McCree sugere que houve uma tensão quase imediatamente quando os cheques de royalties de Tomb Raider começaram a rodar. "Nós estávamos fazendo vários projetos na época, e os caras que não estavam na equipe de Tomb Raider estavam um pouco ciumentos e invejosos" ele diz. "A equipe de Tomb Raider estava obtendo bônus bastante grandes, então houve muito ciúme sobre isso. E isso causou um pouco de confusão na empresa. As pessoas estavam se sentindo um pouco amargas porque não estavam no projeto Tomb Raider e, portanto, não estavam ganhando tanto dinheiro".

"O marketing foi visto como esse grupo invisível de imbecís que sempre seguiam perguntando a esses pedidos idiotas que não podíamos cumprir", lembra Sandham. "Eu acho que nunca conhecemos ninguém do marketing. O marketing era essa coisa invisível que seria apenas para nos irritar quando estávamos no meio de uma crise". 
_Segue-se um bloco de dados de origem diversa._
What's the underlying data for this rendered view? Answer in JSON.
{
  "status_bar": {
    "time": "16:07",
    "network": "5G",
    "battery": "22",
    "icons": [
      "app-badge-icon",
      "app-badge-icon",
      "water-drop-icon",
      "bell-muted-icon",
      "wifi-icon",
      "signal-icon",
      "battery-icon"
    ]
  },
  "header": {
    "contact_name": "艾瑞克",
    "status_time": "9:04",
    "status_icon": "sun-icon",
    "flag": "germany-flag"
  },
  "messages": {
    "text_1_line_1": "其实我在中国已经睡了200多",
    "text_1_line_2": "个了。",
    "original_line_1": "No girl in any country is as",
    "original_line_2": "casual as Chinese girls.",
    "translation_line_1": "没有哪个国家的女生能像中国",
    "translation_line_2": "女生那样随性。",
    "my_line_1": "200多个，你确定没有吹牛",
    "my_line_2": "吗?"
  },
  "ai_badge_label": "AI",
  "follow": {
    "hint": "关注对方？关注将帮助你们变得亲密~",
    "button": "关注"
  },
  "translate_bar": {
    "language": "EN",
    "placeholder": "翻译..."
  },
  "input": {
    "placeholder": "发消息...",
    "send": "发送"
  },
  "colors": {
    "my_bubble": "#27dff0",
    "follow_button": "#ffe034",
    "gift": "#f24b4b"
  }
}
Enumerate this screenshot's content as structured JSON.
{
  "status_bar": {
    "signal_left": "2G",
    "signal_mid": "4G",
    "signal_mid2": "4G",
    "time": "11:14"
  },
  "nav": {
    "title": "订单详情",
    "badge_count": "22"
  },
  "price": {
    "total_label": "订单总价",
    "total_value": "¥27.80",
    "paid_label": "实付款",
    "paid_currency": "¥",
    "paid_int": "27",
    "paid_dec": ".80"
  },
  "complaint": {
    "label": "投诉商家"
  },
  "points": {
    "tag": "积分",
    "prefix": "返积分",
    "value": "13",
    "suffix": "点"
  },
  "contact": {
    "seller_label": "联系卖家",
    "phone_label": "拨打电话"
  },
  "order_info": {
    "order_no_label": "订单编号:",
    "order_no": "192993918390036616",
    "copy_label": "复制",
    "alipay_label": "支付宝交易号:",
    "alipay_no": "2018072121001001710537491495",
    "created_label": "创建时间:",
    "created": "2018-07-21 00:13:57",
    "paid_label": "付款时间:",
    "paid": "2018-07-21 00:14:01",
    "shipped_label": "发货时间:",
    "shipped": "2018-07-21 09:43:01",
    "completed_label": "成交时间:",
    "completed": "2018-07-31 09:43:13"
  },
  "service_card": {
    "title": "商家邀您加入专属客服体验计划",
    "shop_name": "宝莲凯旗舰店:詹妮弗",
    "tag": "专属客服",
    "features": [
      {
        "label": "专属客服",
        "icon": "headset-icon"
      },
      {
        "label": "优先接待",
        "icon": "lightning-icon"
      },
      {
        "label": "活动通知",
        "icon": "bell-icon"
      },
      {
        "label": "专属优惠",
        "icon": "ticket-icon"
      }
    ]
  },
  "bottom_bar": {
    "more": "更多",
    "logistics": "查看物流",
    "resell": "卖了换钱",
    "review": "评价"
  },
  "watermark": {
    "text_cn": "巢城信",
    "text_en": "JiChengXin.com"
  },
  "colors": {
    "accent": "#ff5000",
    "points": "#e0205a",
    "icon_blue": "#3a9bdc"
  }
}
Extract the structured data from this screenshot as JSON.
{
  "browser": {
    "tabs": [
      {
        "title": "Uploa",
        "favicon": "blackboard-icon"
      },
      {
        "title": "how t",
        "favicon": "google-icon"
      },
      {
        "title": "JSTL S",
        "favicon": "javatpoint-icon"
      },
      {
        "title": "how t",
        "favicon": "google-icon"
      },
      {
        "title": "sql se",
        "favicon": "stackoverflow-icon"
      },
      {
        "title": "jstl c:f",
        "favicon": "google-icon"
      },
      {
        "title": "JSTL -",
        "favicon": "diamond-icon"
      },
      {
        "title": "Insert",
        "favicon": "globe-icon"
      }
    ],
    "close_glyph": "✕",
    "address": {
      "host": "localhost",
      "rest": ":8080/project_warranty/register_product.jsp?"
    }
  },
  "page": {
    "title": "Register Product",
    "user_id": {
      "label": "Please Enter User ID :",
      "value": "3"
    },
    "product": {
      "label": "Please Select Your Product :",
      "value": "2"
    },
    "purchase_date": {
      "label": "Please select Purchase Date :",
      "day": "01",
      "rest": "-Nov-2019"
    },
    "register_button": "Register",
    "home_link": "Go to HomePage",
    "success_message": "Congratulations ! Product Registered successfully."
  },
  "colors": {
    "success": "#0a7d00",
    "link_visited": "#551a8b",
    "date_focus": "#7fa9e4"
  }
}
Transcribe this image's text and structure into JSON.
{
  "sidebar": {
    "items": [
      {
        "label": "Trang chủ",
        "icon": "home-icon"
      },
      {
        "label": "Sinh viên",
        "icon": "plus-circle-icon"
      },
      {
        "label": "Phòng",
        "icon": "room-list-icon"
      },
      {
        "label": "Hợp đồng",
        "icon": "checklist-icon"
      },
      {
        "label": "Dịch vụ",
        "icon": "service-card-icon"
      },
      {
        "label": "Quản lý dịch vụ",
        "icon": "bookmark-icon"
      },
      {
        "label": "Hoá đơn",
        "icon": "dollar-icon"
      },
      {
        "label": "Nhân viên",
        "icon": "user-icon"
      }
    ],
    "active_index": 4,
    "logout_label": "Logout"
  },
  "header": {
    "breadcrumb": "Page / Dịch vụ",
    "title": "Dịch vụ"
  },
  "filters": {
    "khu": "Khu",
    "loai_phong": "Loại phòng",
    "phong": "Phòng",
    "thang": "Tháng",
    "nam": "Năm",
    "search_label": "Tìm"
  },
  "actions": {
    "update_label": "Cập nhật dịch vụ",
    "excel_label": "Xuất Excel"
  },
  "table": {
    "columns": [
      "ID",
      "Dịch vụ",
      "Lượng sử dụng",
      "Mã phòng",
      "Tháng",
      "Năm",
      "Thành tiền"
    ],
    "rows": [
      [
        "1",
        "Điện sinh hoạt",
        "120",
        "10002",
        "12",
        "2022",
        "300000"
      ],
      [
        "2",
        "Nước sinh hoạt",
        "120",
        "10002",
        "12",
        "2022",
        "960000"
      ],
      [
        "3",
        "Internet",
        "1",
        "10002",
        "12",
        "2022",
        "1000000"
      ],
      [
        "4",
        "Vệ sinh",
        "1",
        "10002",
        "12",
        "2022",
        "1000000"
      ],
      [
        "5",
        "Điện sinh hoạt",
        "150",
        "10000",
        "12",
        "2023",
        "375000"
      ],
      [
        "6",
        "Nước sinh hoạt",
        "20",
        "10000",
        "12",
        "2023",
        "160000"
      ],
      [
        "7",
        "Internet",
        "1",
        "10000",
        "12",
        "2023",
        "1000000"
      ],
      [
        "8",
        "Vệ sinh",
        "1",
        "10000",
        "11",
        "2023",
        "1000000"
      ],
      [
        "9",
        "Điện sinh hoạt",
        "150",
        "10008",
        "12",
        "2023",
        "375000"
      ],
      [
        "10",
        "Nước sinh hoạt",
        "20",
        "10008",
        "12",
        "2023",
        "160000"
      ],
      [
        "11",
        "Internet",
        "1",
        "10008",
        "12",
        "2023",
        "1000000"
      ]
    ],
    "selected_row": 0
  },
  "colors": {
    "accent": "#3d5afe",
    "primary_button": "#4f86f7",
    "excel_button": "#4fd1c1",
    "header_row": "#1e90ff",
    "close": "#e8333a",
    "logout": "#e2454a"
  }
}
''Gard tinha suas próprias visões sobre como Tomb Raider seria comercializado. Sua ideia para Lara, em que ele queria atravessá-la em cartazes de estilo cinematográfico e material de marketing liso, era mais sofisticada.'' "Ele apresentou essas ideias para a Eidos, e os companheiros de marketing da Eidos, basicamente disseram: "O que? Vá embora, pequeno homem", diz Rummery. "Não nos interessamos. O que você está fazendo aqui? Este é o nosso trabalho". E ele estava tão chateado com isso. Ele não podia deixar isso ir. Rummery descreve uma "atmosfera venenosa" na sala, com o Gard e o programador Paul Douglas de mau humor o tempo todo enquanto planejavam sua saída - ambos completamente dispostos a trabalhar na sequela que Eidos já havia anunciado. 




Depois de alguns meses, incapaz de lidar com isso, Rummery pegou seu computador e caminhou até a equipe Tomb Raider II. "Toby veio cerca de uma semana ou duas mais tarde e colou-me e Heather [Gibson] e foi:" Ei, eu tenho pessoas falando comigo. Você está interessado em sair?" Eles escolheram ficar, ansiosos para ver mais "grandes grandes cheques de royalties" que estavam chegando todos os meses e preencher a sequência com as muitas idéias que "não conseguiram" entrar no Tomb Raider original. "Então, ele foi", lembra Rummery. "Uma semana depois, ele e Paul [Douglas] desapareceram".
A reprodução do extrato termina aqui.